Whales and eagles blink their eyes, alarms go off,
individuals who never imagined it find themselves
eating electricity with utensils made of impotent timepieces.
Density accumulates around fenceless domiciles.
Strangers hold your mail in makeshift armories.
A force of God surrounds your sense of house,
a force of inevitability, a force of something you
cannot whistle but which you
can feed into the open mouth of a cheap statue,
cracking its plaster as you return it to a
store shelf and meekly slip outside.
You float through shopping malls and fast food drive-throughs,
disappearing into nonexistent movie theaters and
distant grassy gutters filled with hot bottles of beer that
tease you in your mercurial extinction.
Minds open but mouths close for
none should speak of these encounters,
mimicked as they are by the
faces you see in laundry machines and the
voices you hear in shower drains.
You arrive at a point where
nothingness seems impossible.
No death in a universe so active,
no tidy dismissal of eternal life when
friction creates its own renewal.
You uncover old shoes,
remembering how painful they were,
not the comfort but the
memory of bodies trampled,
I saw you in those shoes.
I mumbled to whoever was near:
“Greatness has punctured itself.
It spits like a sailor into farthest moons,
hammering on nutshells,
rebounding like pachinko balls among
Nobody heard me.
I reported the future with estimable accuracy
but heat continued pouring through America,
running like blood through cavernous ghost towns.
There will be multiple countries made of this nation,
multiple enemies and powerless independences.
All will remember but only for opportunity to
slam arguments into
treacherously bored crawlspaces of
Beneath my forehead creaks a half-opened cigar box,
labeled appropriately for villagers and lost adventurers,
tunneled into by flamboyant parasitical darkness.
Tossed among grainy lives of unfulfilled laborers I
study generations inspired by years of kitchen grime,
I deliberate over demonstrations of totemic puppetry.
Scrambling for guidance I find, instead, eyelids creased into
stereophonic slipstreams, passages unreformed by penitent sinners,
distortions of memory intruded upon by strange beeps and vibrations.
I guess not.
Sympathies fail in ways unknown:
Retroactively.
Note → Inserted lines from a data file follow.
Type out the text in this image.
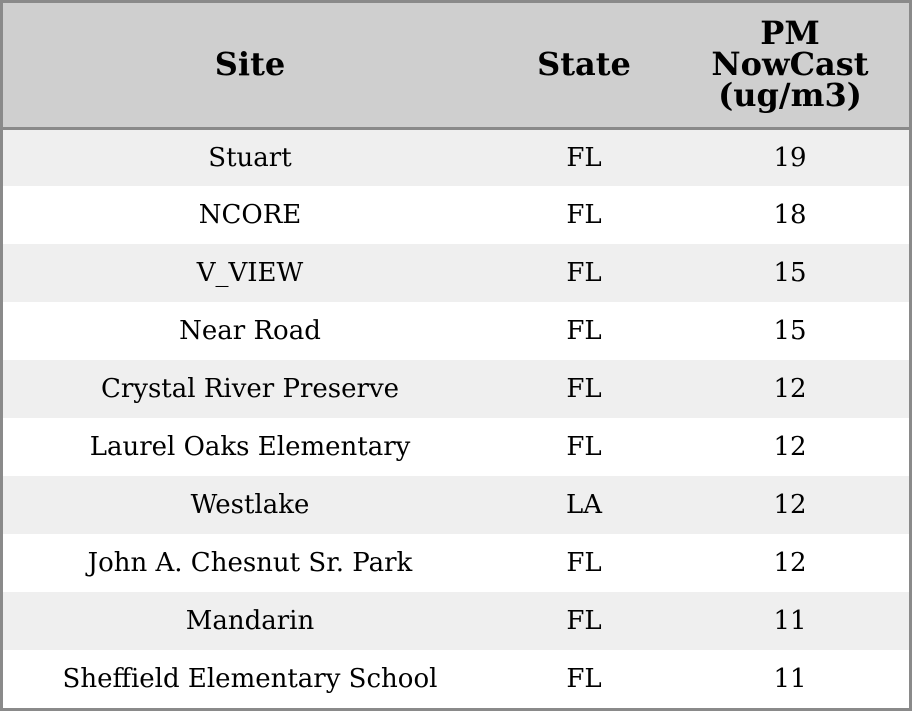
Site	State	PM NowCast (ug/m3)

Stuart	FL	19
NCORE	FL	18
V_VIEW	FL	15
Near Road	FL	15
Crystal River Preserve	FL	12
Laurel Oaks Elementary	FL	12
Westlake	LA	12
John A. Chesnut Sr. Park	FL	12
Mandarin	FL	11
Sheffield Elementary School	FL	11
Intrusively. Despotically.
I never attended a rally like those going on in today’s creamy oceans of America’s collective subconsciousness.
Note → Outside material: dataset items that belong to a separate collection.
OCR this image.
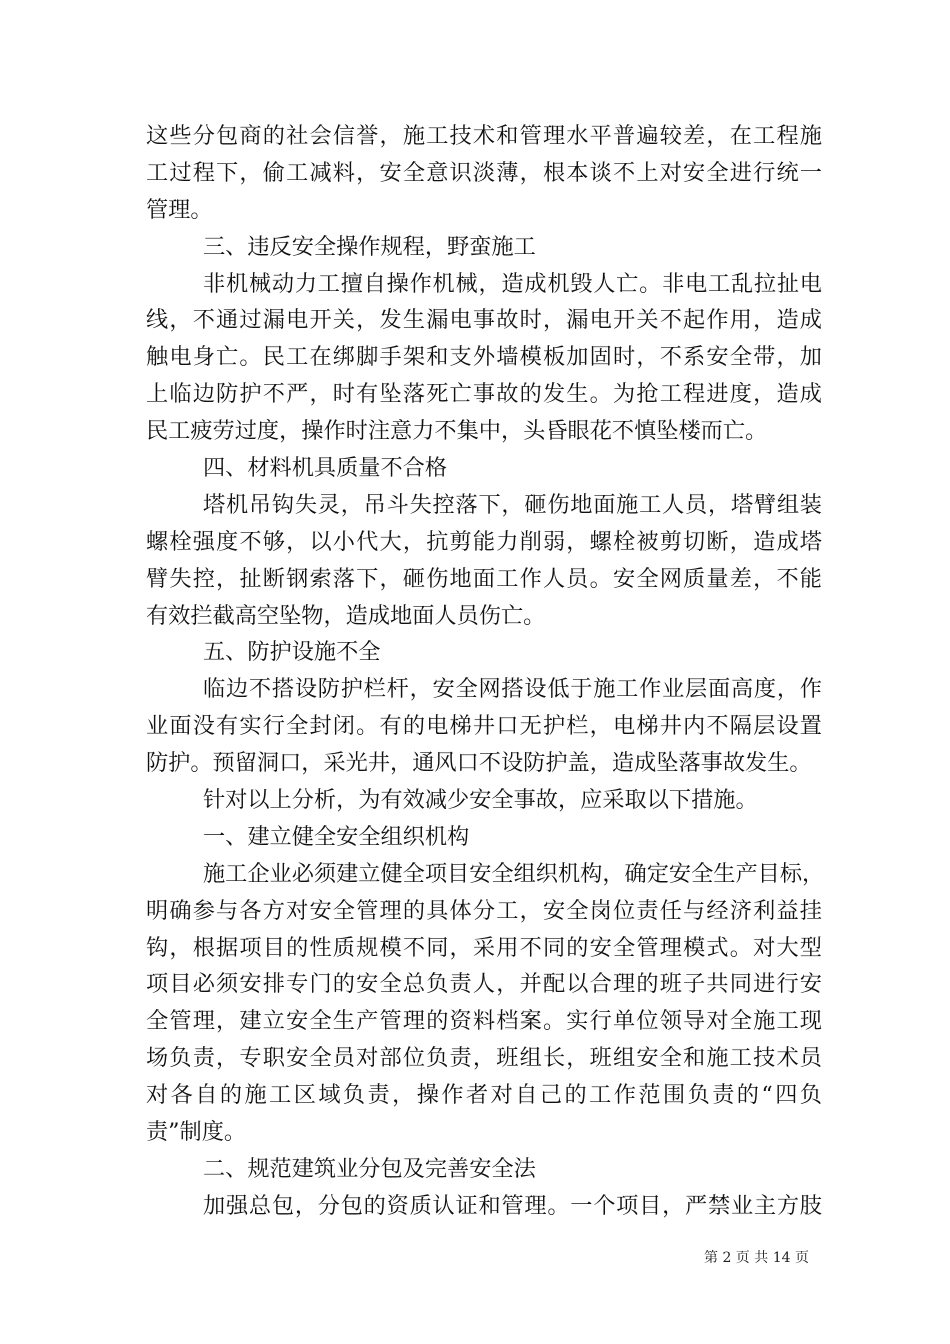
这些分包商的社会信誉，施工技术和管理水平普遍较差，在工程施
工过程下，偷工减料，安全意识淡薄，根本谈不上对安全进行统一
管理。
三、违反安全操作规程，野蛮施工
非机械动力工擅自操作机械，造成机毁人亡。非电工乱拉扯电
线，不通过漏电开关，发生漏电事故时，漏电开关不起作用，造成
触电身亡。民工在绑脚手架和支外墙模板加固时，不系安全带，加
上临边防护不严，时有坠落死亡事故的发生。为抢工程进度，造成
民工疲劳过度，操作时注意力不集中，头昏眼花不慎坠楼而亡。
四、材料机具质量不合格
塔机吊钩失灵，吊斗失控落下，砸伤地面施工人员，塔臂组装
螺栓强度不够，以小代大，抗剪能力削弱，螺栓被剪切断，造成塔
臂失控，扯断钢索落下，砸伤地面工作人员。安全网质量差，不能
有效拦截高空坠物，造成地面人员伤亡。
五、防护设施不全
临边不搭设防护栏杆，安全网搭设低于施工作业层面高度，作
业面没有实行全封闭。有的电梯井口无护栏，电梯井内不隔层设置
防护。预留洞口，采光井，通风口不设防护盖，造成坠落事故发生。
针对以上分析，为有效减少安全事故，应采取以下措施。
一、建立健全安全组织机构
施工企业必须建立健全项目安全组织机构，确定安全生产目标，
明确参与各方对安全管理的具体分工，安全岗位责任与经济利益挂
钩，根据项目的性质规模不同，采用不同的安全管理模式。对大型
项目必须安排专门的安全总负责人，并配以合理的班子共同进行安
全管理，建立安全生产管理的资料档案。实行单位领导对全施工现
场负责，专职安全员对部位负责，班组长，班组安全和施工技术员
对各自的施工区域负责，操作者对自己的工作范围负责的“四负
责”制度。
二、规范建筑业分包及完善安全法
加强总包，分包的资质认证和管理。一个项目，严禁业主方肢
第 2 页 共 14 页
I don’t know where anyone is or why they would return when scenic crimes transfer thermostatic continuums from cigar box to cigar box, swerving at times but essentially maintaining control of tweedy opinions.
In the future we may never find competence for sustained employment, for reliable trust of strangers who occupy undiscovered economics, who rearm glossaries with fantastical nonsense revamped from thrown-out convictions.
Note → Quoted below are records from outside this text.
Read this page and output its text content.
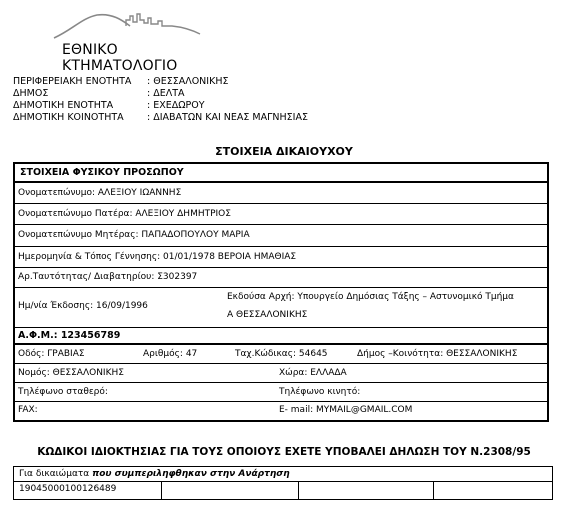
ΕΘΝΙΚΟ ΚΤΗΜΑΤΟΛΟΓΙΟ
ΠΕΡΙΦΕΡΕΙΑΚΗ ΕΝΟΤΗΤΑ	: ΘΕΣΣΑΛΟΝΙΚΗΣ
ΔΗΜΟΣ	: ΔΕΛΤΑ
ΔΗΜΟΤΙΚΗ ΕΝΟΤΗΤΑ	: ΕΧΕΔΩΡΟΥ
ΔΗΜΟΤΙΚΗ ΚΟΙΝΟΤΗΤΑ	: ΔΙΑΒΑΤΩΝ ΚΑΙ ΝΕΑΣ ΜΑΓΝΗΣΙΑΣ
ΣΤΟΙΧΕΙΑ ΔΙΚΑΙΟΥΧΟΥ
ΣΤΟΙΧΕΙΑ ΦΥΣΙΚΟΥ ΠΡΟΣΩΠΟΥ
Ονοματεπώνυμο: ΑΛΕΞΙΟΥ ΙΩΑΝΝΗΣ
Ονοματεπώνυμο Πατέρα: ΑΛΕΞΙΟΥ ΔΗΜΗΤΡΙΟΣ
Ονοματεπώνυμο Μητέρας: ΠΑΠΑΔΟΠΟΥΛΟΥ ΜΑΡΙΑ
Ημερομηνία & Τόπος Γέννησης: 01/01/1978 ΒΕΡΟΙΑ ΗΜΑΘΙΑΣ
Αρ.Ταυτότητας/ Διαβατηρίου: Σ302397
Ημ/νία Έκδοσης: 16/09/1996
Εκδούσα Αρχή: Υπουργείο Δημόσιας Τάξης – Αστυνομικό Τμήμα
Α ΘΕΣΣΑΛΟΝΙΚΗΣ
Α.Φ.Μ.: 123456789
Οδός: ΓΡΑΒΙΑΣ	Αριθμός: 47	Ταχ.Κώδικας: 54645	Δήμος –Κοινότητα: ΘΕΣΣΑΛΟΝΙΚΗΣ
Νομός: ΘΕΣΣΑΛΟΝΙΚΗΣ	Χώρα: ΕΛΛΑΔΑ
Τηλέφωνο σταθερό:	Τηλέφωνο κινητό:
FAX:	E- mail: MYMAIL@GMAIL.COM
ΚΩΔΙΚΟΙ ΙΔΙΟΚΤΗΣΙΑΣ ΓΙΑ ΤΟΥΣ ΟΠΟΙΟΥΣ ΕΧΕΤΕ ΥΠΟΒΑΛΕΙ ΔΗΛΩΣΗ ΤΟΥ Ν.2308/95
Για δικαιώματα που συμπεριληφθηκαν στην Ανάρτηση
19045000100126489
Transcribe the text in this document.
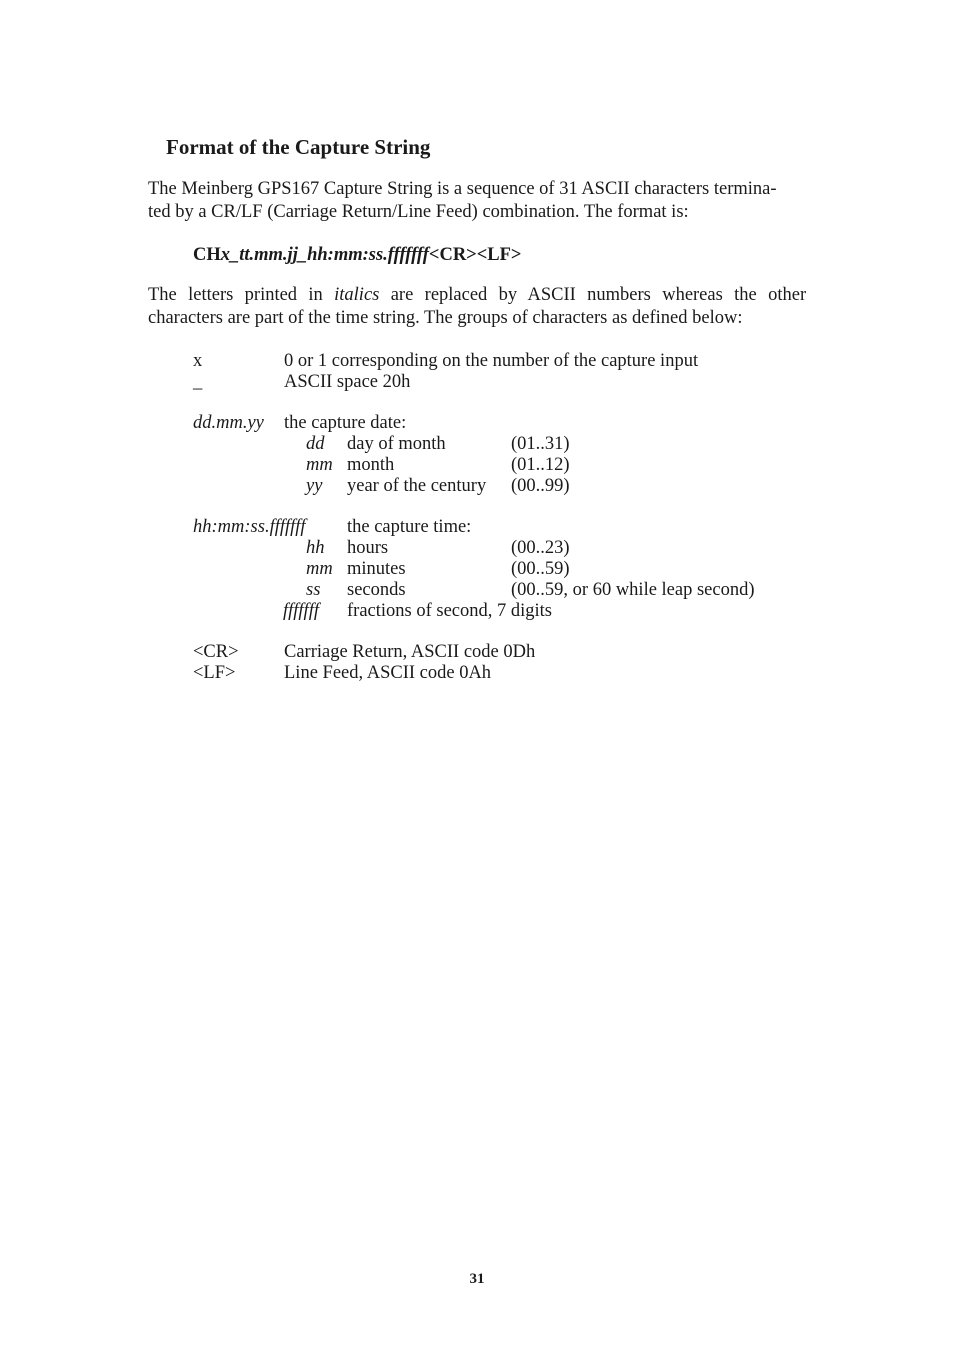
Format of the Capture String
The Meinberg GPS167 Capture String is a sequence of 31 ASCII characters termina-
ted by a CR/LF (Carriage Return/Line Feed) combination. The format is:
CHx_tt.mm.jj_hh:mm:ss.fffffff<CR><LF>
The letters printed in italics are replaced by ASCII numbers whereas the other
characters are part of the time string. The groups of characters as defined below:
x	0 or 1 corresponding on the number of the capture input
_	ASCII space 20h
dd.mm.yy the capture date:
dd day of month	(01..31)
mm month	(01..12)
yy year of the century (00..99)
hh:mm:ss.fffffff the capture time:
hh hours	(00..23)
mm minutes	(00..59)
ss seconds	(00..59, or 60 while leap second)
fffffff fractions of second, 7 digits
<CR> Carriage Return, ASCII code 0Dh
<LF>	Line Feed, ASCII code 0Ah
31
Powerless second chances flourish like spit droplets, unrefined but capable of providing nourishment to children’s games and the silly delusions kept secret by married couples.
We gather to witness erosions of frivolously-maintained principles, luckily alive as boardrooms’ colloquial emptiness flowers into hard-earned disappointment.
Volumes will be written about these times but none who survive will read, learn, or believe enough to verify that the few surviving rumors are anything but myth.
Water will flow, hurrying at times, through abandoned libraries and basements, flowing through past glories where legacies died amid evaporated sounds of nocturnal interference.
Water keeps the foundation alive but its bitter heels split like acorns crushed by mountains, justifying its scorn with unidentifiable satisfaction.